Executables can checkpoint when:

The default_phase_order member variable in the Metavariables includes a WriteCheckpoint phase.
The WriteCheckpoint phase is run by a PhaseControl specified in the Metavariables and the input file. The two supported ways of running the checkpoint phase are:
- with CheckpointAndExitAfterWallclock. This is the recommended phase control for checkpointing, because it writes only one checkpoint before cleanly terminating the code. This reduces the disc space taken up by checkpoint files and stops using up the allocation's CPU-hours on work that would be redone anyway after the run is restarted. The executable will return exit code 2 when it terminates from CheckpointAndExitAfterWallclock, meaning it is incomplete and should continue from the checkpoint. See Parallel::ExitCode for a definition of all exit code.
- using VisitAndReturn(WriteCheckpoint). This is useful for writing more frequent checkpoint files, which could help when debugging a run by restarting it from just before the failure.

To restart an executable from a checkpoint file, run a command like this:

./MySpectreExecutable +restart Checkpoints/Checkpoint_0123

where the 0123 should be the number of the checkpoint to restart from. You can also use the command-line interface (CLI) for restarting:

./spectre run INPUT_FILE --from-last-checkpoint Checkpoints/

There are a number of caveats in the current implementation of checkpointing and restarting:

The same binary must be used when writing the checkpoint and when restarting from the checkpoint. If a different binary is used to restart the code, there are no guarantees that the code will restart or that the continued execution will be correct.
The code must be restarted on the same hardware configuration used when writing the checkpoint — this means the same number of nodes with the same number of processors per node.
When using CheckpointAndExitAfterWallclock to trigger checkpoints, note that the elapsed wallclock time is checked only when the PhaseControl is run, i.e., at global synchronization points defined in the input file. This means that to write a checkpoint in the 30 minutes before the end of a job's queue time, the triggers in the input file must trigger global synchronizations at least once every 30 minutes (and probably 2-3 times so there is a margin for the time to write files to disc, etc). It is currently up to the user to find the balance between too-frequent synchronizations (that slow the code) and too-infrequent synchronizations (that won't allow checkpoints to be written).

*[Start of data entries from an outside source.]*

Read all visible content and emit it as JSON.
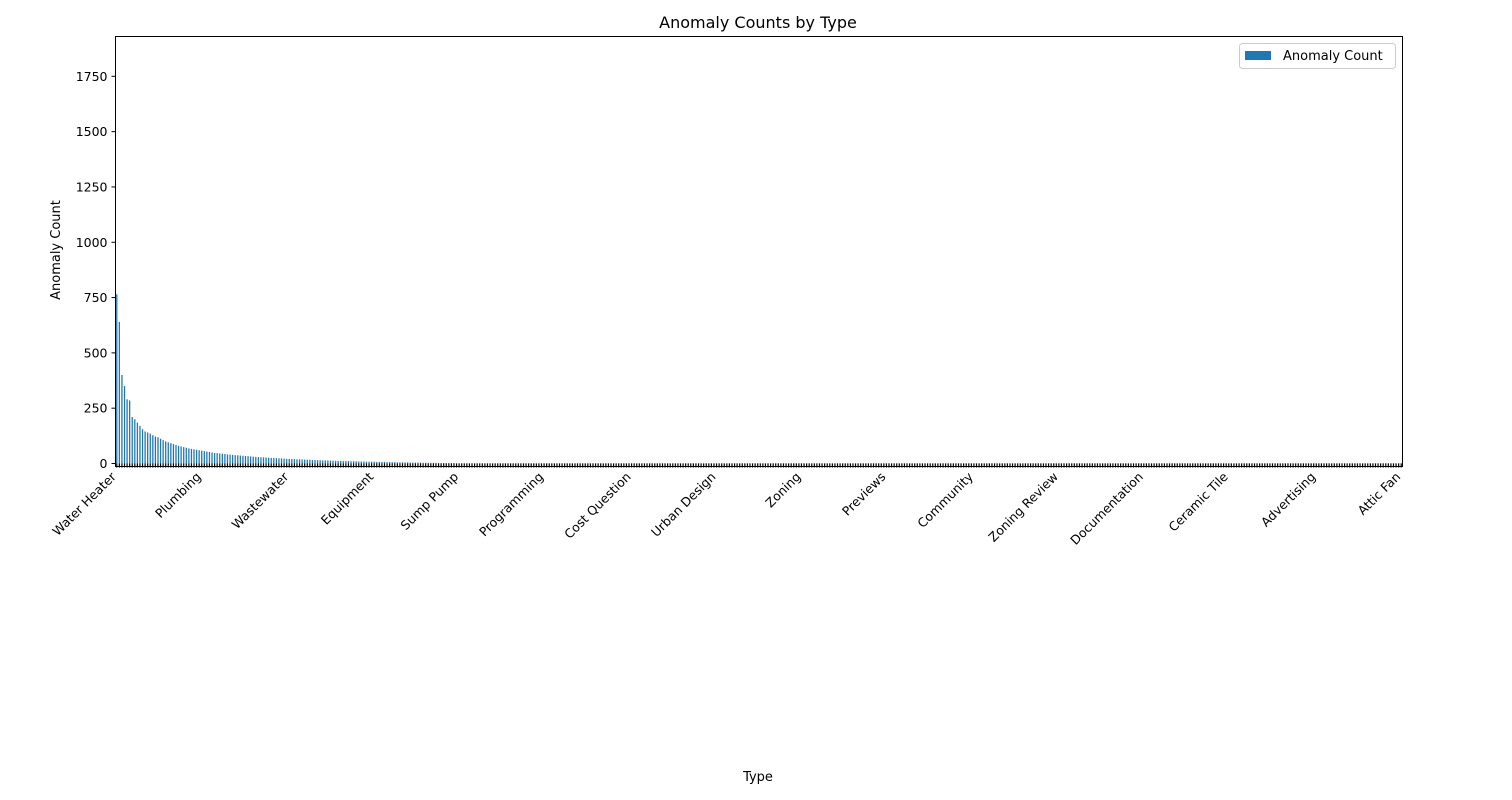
{
  "chart_data": {
    "type": "bar",
    "title": "Anomaly Counts by Type",
    "xlabel": "Type",
    "ylabel": "Anomaly Count",
    "ylim": [
      0,
      1930
    ],
    "yticks": [
      0,
      250,
      500,
      750,
      1000,
      1250,
      1500,
      1750
    ],
    "legend": {
      "position": "top-right",
      "entries": [
        "Anomaly Count"
      ]
    },
    "grid": false,
    "colors": {
      "bar": "#1f77b4",
      "axis": "#000000",
      "background": "#ffffff"
    },
    "category_count": 500,
    "categories_note_visible": false,
    "top_values": [
      765,
      640,
      400,
      350,
      290,
      285,
      210,
      200,
      185,
      170,
      155,
      145,
      140,
      135,
      128,
      122,
      118,
      112,
      106,
      100,
      96,
      92,
      88,
      84,
      80,
      77,
      74,
      71,
      68,
      66,
      64,
      62,
      60,
      58,
      56,
      54,
      52,
      50,
      48,
      47,
      45,
      44,
      43,
      41,
      40,
      39,
      38,
      37,
      36,
      35,
      34,
      33,
      32,
      31,
      30,
      29,
      28,
      28,
      27,
      26,
      25,
      25,
      24,
      23,
      23,
      22,
      21,
      21,
      20,
      20,
      19,
      19,
      18,
      18,
      17,
      17,
      16,
      16,
      15,
      15,
      14,
      14,
      14,
      13,
      13,
      12,
      12,
      12,
      11,
      11,
      11,
      10,
      10,
      10,
      9,
      9,
      9,
      8,
      8,
      8,
      8,
      7,
      7,
      7,
      7,
      6,
      6,
      6,
      6,
      5,
      5,
      5,
      5,
      5,
      4,
      4,
      4,
      4,
      4,
      3,
      3,
      3,
      3,
      3,
      3,
      2,
      2,
      2,
      2,
      2,
      2,
      2,
      1,
      1,
      1,
      1,
      1,
      1,
      1,
      1
    ],
    "tail_value": 1,
    "visible_tick_labels": [
      "Water Heater",
      "Plumbing",
      "Wastewater",
      "Equipment",
      "Sump Pump",
      "Programming",
      "Cost Question",
      "Urban Design",
      "Zoning",
      "Previews",
      "Community",
      "Zoning Review",
      "Documentation",
      "Ceramic Tile",
      "Advertising",
      "Attic Fan"
    ]
  }
}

Certain simulation parameters can be modified when restarting from a checkpoint file. This is done by parsing a new input file containing just those options to modify; all other options will preserve their value from the original run.

Note, however, that not all tags are permitted to be modified: in the current implementation, only tags from the const_global_cache_tags that also have a member variable static constexpr bool is_overlayable = true; can be modified. The reason for this "opt-in" design is that in general, most tags interact with past or current simulation data in a way that would invalidate the simulation state if the tag were modified on restart (example: changing the domain invalidates all spatial data, changing the timestepper invalidates the history). Only tags that do not interact with the state should be permitted to be updated. For example: activation thresholds on various algorithms, or frequency of data observation, are safe parameters to modify.

The executable will update the global cache with new input file values during the phase UpdateOptionsAtRestartFromCheckpoint. The CheckpointAndExitAfterWallclock phase control automatically directs code flow to this phase after a restart.

In this option-updating phase, the code tries to read an "overlay" input file whose name is computed from the original input file and the number of the checkpoint used to restart. Say the original input file is path/to/Input.yaml and the code is restarted using a checkpoint +restart Checkpoints/Checkpoint_0123, then the overlay input file to read has name path/to/Input.overlay_0123.yaml. If this file does not exist, the executable continues with previous parameter values.